There was also nervousness heading into third quarter earnings reports. Aluminum giant Alcoa Inc. kicks off the quarterly earnings season in the U.S. on Thursday.

In Asia, the biggest gainer was Japan’s benchmark Nikkei 225 stock average, which reversed early losses to close 1.5% higher after the Bank of Japan cut its key interest rate to a range of zero to 0.1%.

Elsewhere in Asia, Hong Kong’s Hang Seng index added 0.1%, South Korea’s Kospi was fractionally lower and Australia’s S&P/ASX 200 shed 0.4%.

London’s FTSE 100 index added 0.15%, Frankfurt’s DAX rose 0.1% while the Paris CAC 40 gained 0.78%.

Jean Coutu Group (TSX:PJC.A) nearly tripled its profits in the second quarter as the Quebec-based pharmacy chain continued to recover from the effects of its investment in Rite-Aid. The Montreal-area company, which is Quebec’s largest pharmacy operator and one of the largest in Canada, reported profits of $42.6 million, or 18 cents per share, for the three-month period, which met expectations. Revenue increased 2.2% to $622 million.

Breakwater Resources Ltd. (TSX:BWR) says employees at its Toqui mine site in southern Chile have gone on strike after negotiations with the company broke down. The Toronto-based base metals producer said there is no estimate on how the strike will affect production.
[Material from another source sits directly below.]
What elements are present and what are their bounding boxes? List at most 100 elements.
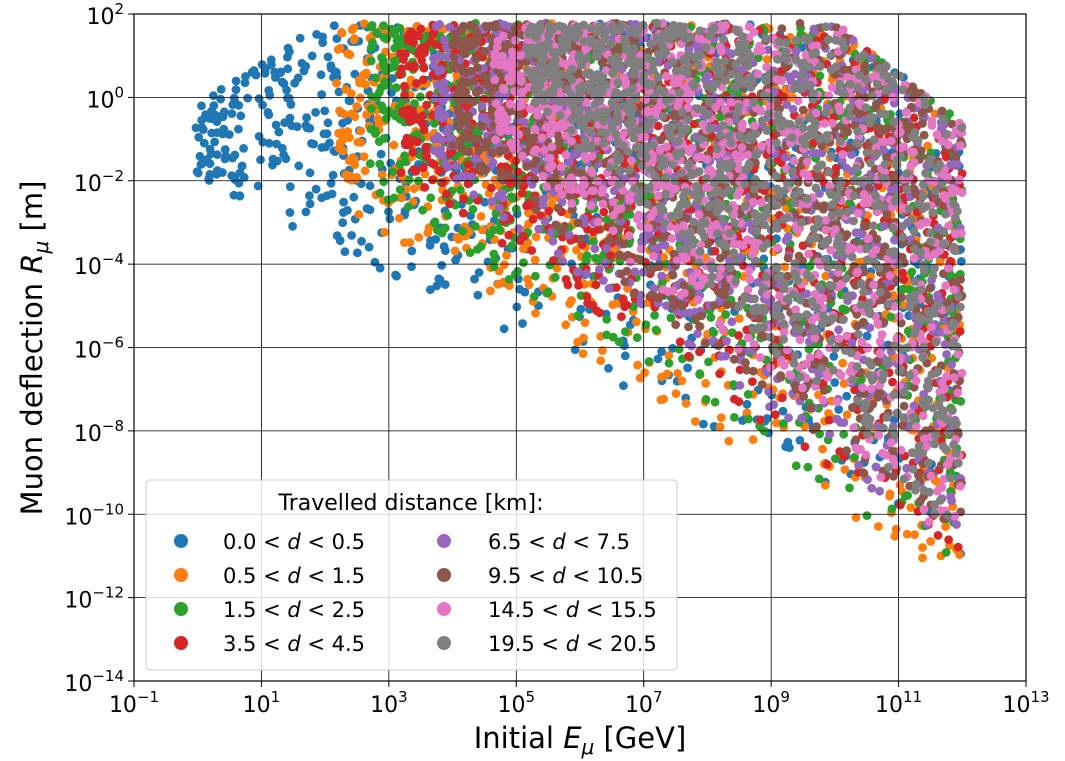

Workers at Cameco’s (TSX:CCO) Key Lake and McArthur Lake operations have voted 97% in favour of a strike if needed to support contract demands, the United Steelworkers said Monday. Cameco is one of the world’s largest uranium producers with uranium mines, mills, conversion plants and exploration projects in Saskatchewan, Ontario, the United States and Australia.